Take these steps to create a new HTTP endpoint:

  1. Navigate to Remote Administration > Gateway Filter Administration.
  2. In Gateway Type at the top, select HTTP.
    Settings specific to the HTTP Gateway appear, divided into two tabs: Filters and HTTP Gateway.
  3. Click the Filters tab.
  4. Click Create New.
  5. In Name, provide a name for the filter.
  6. In Runbook, select a default Automation to run when a request is made to the endpoint.
    Before running the default Automation, the filter checks for the following conditions, in the specified order, and executes their Automations instead if the condition is met:
    • Does the filter script invoke an Automation?
    • Does a Resolution Routing rule match the event data?
  7. In Interval, specify the server polling interval in seconds.

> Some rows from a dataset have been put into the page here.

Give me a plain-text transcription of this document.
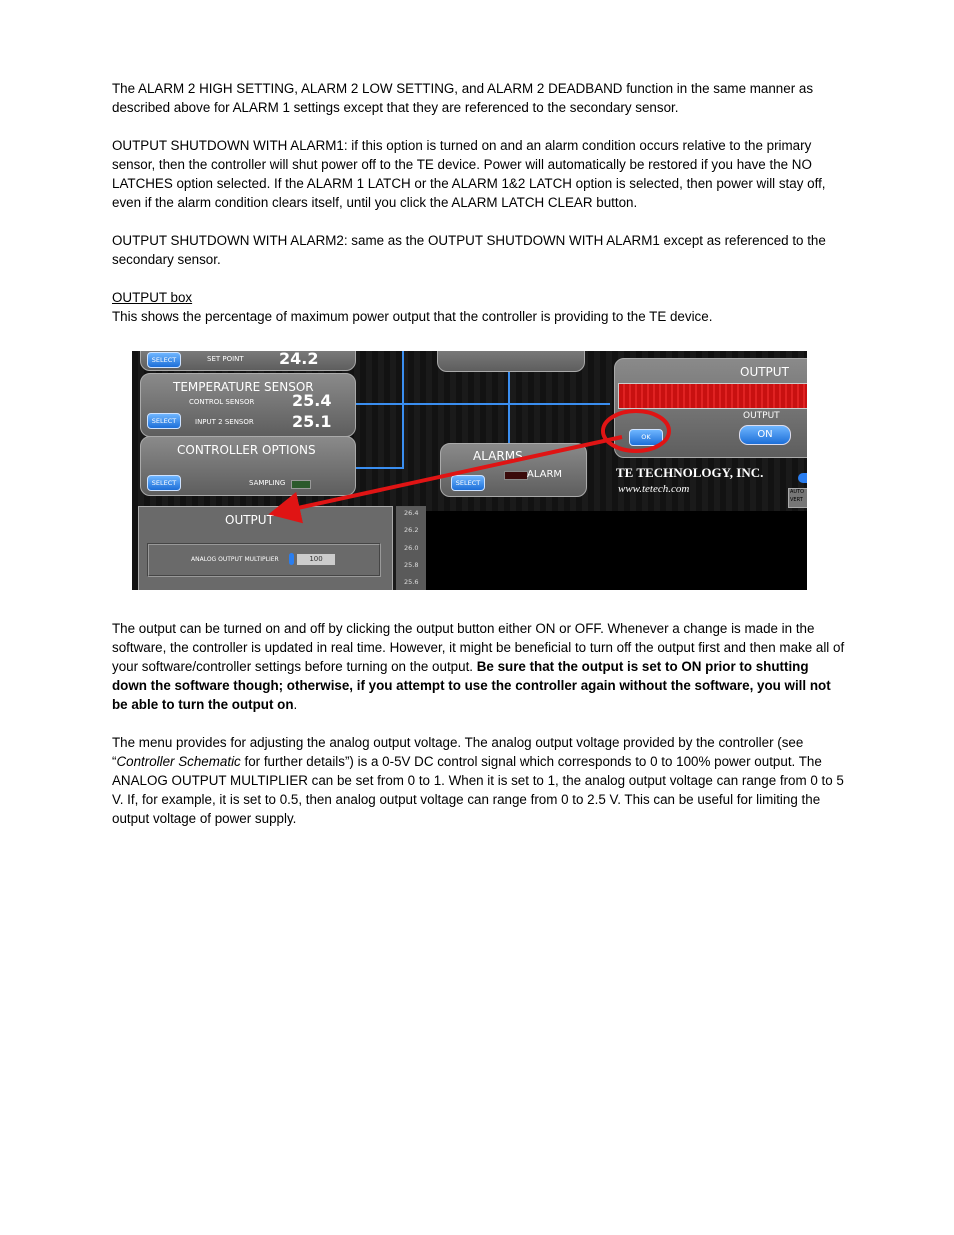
The ALARM 2 HIGH SETTING, ALARM 2 LOW SETTING, and ALARM 2 DEADBAND function in the same manner as described above for ALARM 1 settings except that they are referenced to the secondary sensor.

OUTPUT SHUTDOWN WITH ALARM1: if this option is turned on and an alarm condition occurs relative to the primary sensor, then the controller will shut power off to the TE device. Power will automatically be restored if you have the NO LATCHES option selected. If the ALARM 1 LATCH or the ALARM 1&2 LATCH option is selected, then power will stay off, even if the alarm condition clears itself, until you click the ALARM LATCH CLEAR button.

OUTPUT SHUTDOWN WITH ALARM2: same as the OUTPUT SHUTDOWN WITH ALARM1 except as referenced to the secondary sensor.

OUTPUT box

This shows the percentage of maximum power output that the controller is providing to the TE device.

SELECT	SET POINT 24.2
TEMPERATURE SENSOR
CONTROL SENSOR 25.4
SELECT	INPUT 2 SENSOR 25.1
CONTROLLER OPTIONS
SELECT	SAMPLING
ALARMS
SELECT
ALARM
OUTPUT
OK
OUTPUT
ON
TE TECHNOLOGY, INC.
www.tetech.com	AUTO
VERT
OUTPUT
ANALOG OUTPUT MULTIPLIER	100
26.4
26.2
26.0
25.8
25.6

The output can be turned on and off by clicking the output button either ON or OFF. Whenever a change is made in the software, the controller is updated in real time. However, it might be beneficial to turn off the output first and then make all of your software/controller settings before turning on the output. Be sure that the output is set to ON prior to shutting down the software though; otherwise, if you attempt to use the controller again without the software, you will not be able to turn the output on.

The menu provides for adjusting the analog output voltage. The analog output voltage provided by the controller (see “Controller Schematic for further details”) is a 0-5V DC control signal which corresponds to 0 to 100% power output. The ANALOG OUTPUT MULTIPLIER can be set from 0 to 1. When it is set to 1, the analog output voltage can range from 0 to 5 V. If, for example, it is set to 0.5, then analog output voltage can range from 0 to 2.5 V. This can be useful for limiting the output voltage of power supply.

    The default value is what you set for rsremote.receive.http.interval in blueprint.properties.
  8. In Order, specify the relative execution order of the filter in case multiple filters were scheduled for execution at the same time.
    Lower numbers have higher priority.
  9. In Resolve Event ID, enter a Resolve Event ID value to sent to a possible Automation waiting for events when the filter is processed.

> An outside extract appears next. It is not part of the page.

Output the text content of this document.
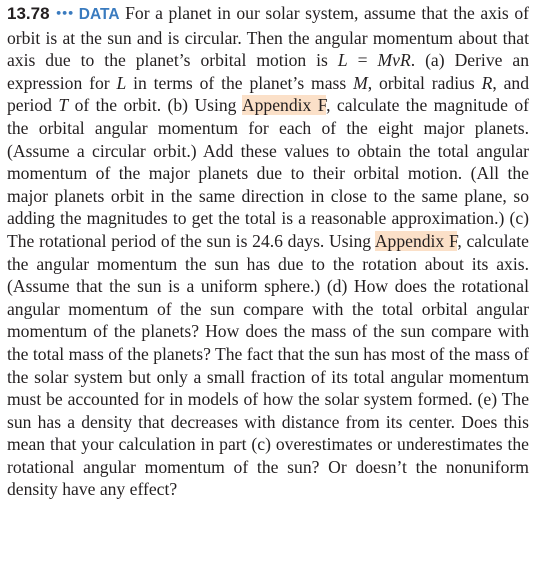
13.78 ••• DATA For a planet in our solar system, assume that the axis of orbit is at the sun and is circular. Then the angular momentum about that axis due to the planet’s orbital motion is L = MvR. (a) Derive an expression for L in terms of the planet’s mass M, orbital radius R, and period T of the orbit. (b) Using Appendix F, calculate the magnitude of the orbital angular momentum for each of the eight major planets. (Assume a circular orbit.) Add these values to obtain the total angular momentum of the major planets due to their orbital motion. (All the major planets orbit in the same direction in close to the same plane, so adding the magnitudes to get the total is a reasonable approximation.) (c) The rotational period of the sun is 24.6 days. Using Appendix F, calculate the angular momentum the sun has due to the rotation about its axis. (Assume that the sun is a uniform sphere.) (d) How does the rotational angular momentum of the sun compare with the total orbital angular momentum of the planets? How does the mass of the sun compare with the total mass of the planets? The fact that the sun has most of the mass of the solar system but only a small fraction of its total angular momentum must be accounted for in models of how the solar system formed. (e) The sun has a density that decreases with distance from its center. Does this mean that your calculation in part (c) overestimates or underestimates the rotational angular momentum of the sun? Or doesn’t the nonuniform density have any effect?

    The value can be any string.
  10. On the Parameters tab, set the fields as follows:
    • URI—Enter the endpoint URL path, including a forward slash but excluding the base path.
      Example: /statistics
    • Port—Select one of the ports that you configured in Setting Up HTTP Authentication. If you leave the field blank, the default port from blueprint.properties (rsremote.receive.http.port) is used, together with the SSL setting from the same file.

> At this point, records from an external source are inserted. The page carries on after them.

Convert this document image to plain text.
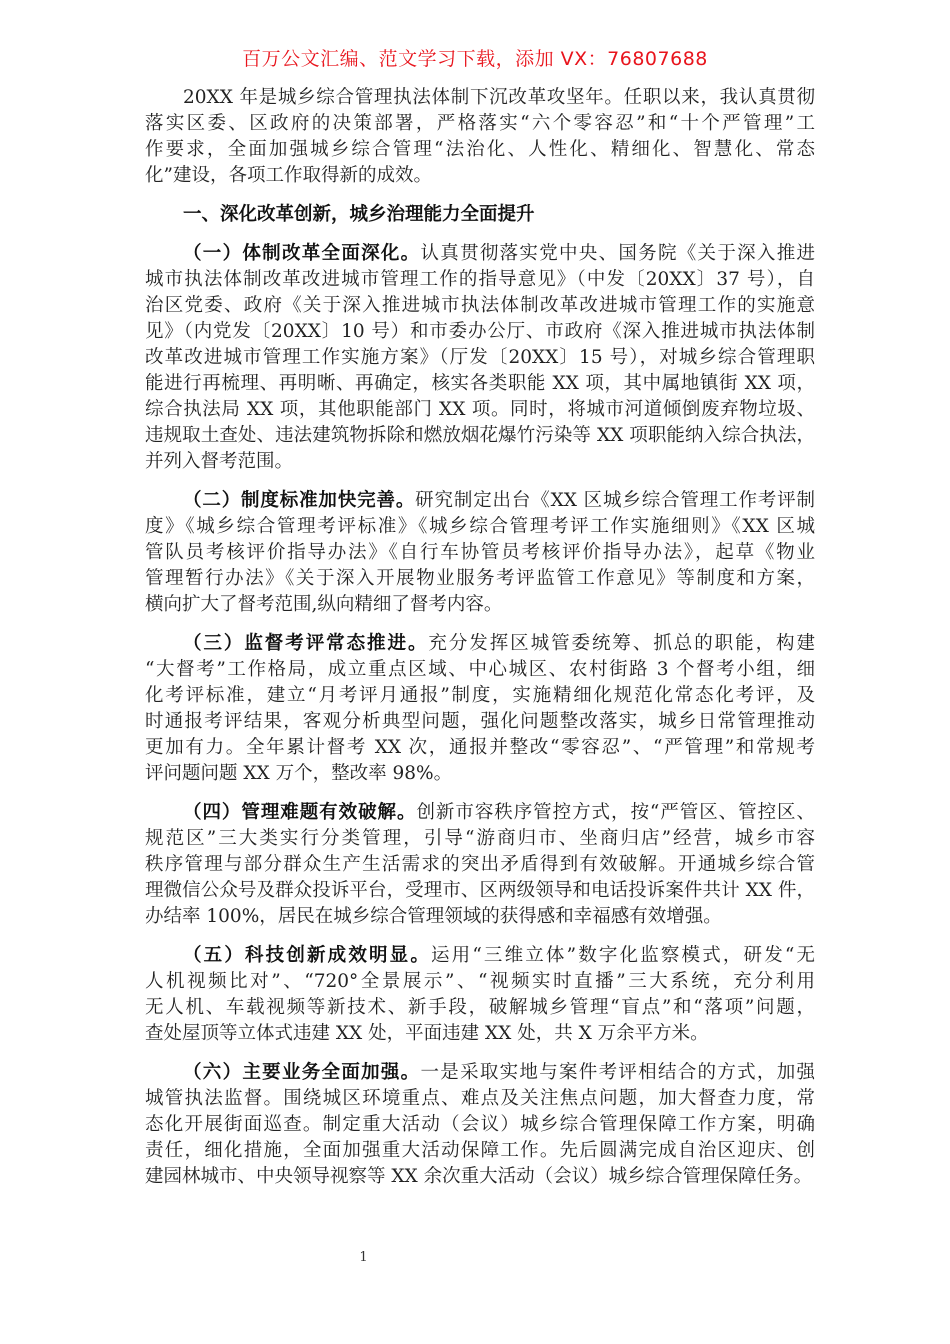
百万公文汇编、范文学习下载，添加 VX：76807688
20XX 年是城乡综合管理执法体制下沉改革攻坚年。任职以来，我认真贯彻
落实区委、区政府的决策部署，严格落实“六个零容忍”和“十个严管理”工
作要求，全面加强城乡综合管理“法治化、人性化、精细化、智慧化、常态
化”建设，各项工作取得新的成效。
一、深化改革创新，城乡治理能力全面提升
（一）体制改革全面深化。认真贯彻落实党中央、国务院《关于深入推进
城市执法体制改革改进城市管理工作的指导意见》（中发〔20XX〕37 号），自
治区党委、政府《关于深入推进城市执法体制改革改进城市管理工作的实施意
见》（内党发〔20XX〕10 号）和市委办公厅、市政府《深入推进城市执法体制
改革改进城市管理工作实施方案》（厅发〔20XX〕15 号），对城乡综合管理职
能进行再梳理、再明晰、再确定，核实各类职能 XX 项，其中属地镇街 XX 项，
综合执法局 XX 项，其他职能部门 XX 项。同时，将城市河道倾倒废弃物垃圾、
违规取土查处、违法建筑物拆除和燃放烟花爆竹污染等 XX 项职能纳入综合执法，
并列入督考范围。
（二）制度标准加快完善。研究制定出台《XX 区城乡综合管理工作考评制
度》《城乡综合管理考评标准》《城乡综合管理考评工作实施细则》《XX 区城
管队员考核评价指导办法》《自行车协管员考核评价指导办法》，起草《物业
管理暂行办法》《关于深入开展物业服务考评监管工作意见》等制度和方案，
横向扩大了督考范围,纵向精细了督考内容。
（三）监督考评常态推进。充分发挥区城管委统筹、抓总的职能，构建
“大督考”工作格局，成立重点区域、中心城区、农村街路 3 个督考小组，细
化考评标准，建立“月考评月通报”制度，实施精细化规范化常态化考评，及
时通报考评结果，客观分析典型问题，强化问题整改落实，城乡日常管理推动
更加有力。全年累计督考 XX 次，通报并整改“零容忍”、“严管理”和常规考
评问题问题 XX 万个，整改率 98%。
（四）管理难题有效破解。创新市容秩序管控方式，按“严管区、管控区、
规范区”三大类实行分类管理，引导“游商归市、坐商归店”经营，城乡市容
秩序管理与部分群众生产生活需求的突出矛盾得到有效破解。开通城乡综合管
理微信公众号及群众投诉平台，受理市、区两级领导和电话投诉案件共计 XX 件，
办结率 100%，居民在城乡综合管理领域的获得感和幸福感有效增强。
（五）科技创新成效明显。运用“三维立体”数字化监察模式，研发“无
人机视频比对”、“720°全景展示”、“视频实时直播”三大系统，充分利用
无人机、车载视频等新技术、新手段，破解城乡管理“盲点”和“落项”问题，
查处屋顶等立体式违建 XX 处，平面违建 XX 处，共 X 万余平方米。
（六）主要业务全面加强。一是采取实地与案件考评相结合的方式，加强
城管执法监督。围绕城区环境重点、难点及关注焦点问题，加大督查力度，常
态化开展街面巡查。制定重大活动（会议）城乡综合管理保障工作方案，明确
责任，细化措施，全面加强重大活动保障工作。先后圆满完成自治区迎庆、创
建园林城市、中央领导视察等 XX 余次重大活动（会议）城乡综合管理保障任务。
1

    • Block Call—Select the request's blocking level:
      • Default (non-blocking)—The filter immediately returns a "200 OK" response.
      • Gateway Script (blocking level 1)—Returns after the filter script completes. You can set the response code and message using the filter script.
      • Worksheet ID (blocking level 2)—The filter waits for the specified Automation to start executing and returns the worksheet ID. You can set the response code and message using the filter script.
      • Execution Complete (blocking level 3)—The filter waits for the specified Automation to complete before returning a response. The response contains the worksheet ID, the execution condition, and the severity.
      • Filtered Response (blocking level 3 + response formatting)—Same as Execution Complete, but instead of a fixed response, it returns RESULT.detail from an ActionTask named httpfilter_response that you need to include in the executed Automation with the exact same name. You can customize the response using the ActionTask's code and finally setting it to the assessor's RESULT structure's detail variable.
    • Content Type—The content type of the response body.
  11. On the Filter Script tab, enter an optional preprocessing script.
    Using the script's code, you can process the request data (URL or request body parameters) before it is sent to RSControl.
  12. At the top of the screen, toggle Active on or off depending on whether you want to activate the filter right away or not.
    note

    You still need to deploy the filter to use it.

  13. At the top, click Save.
  14. Go back to the Gateway Filter Administration screen.
  15. Deploy the filter to the RSRemote:
    1. Select the filter that you just created.
    2. At the top, click Deploy and then select the replace/append policy to apply and the RSRemote queue to deploy to.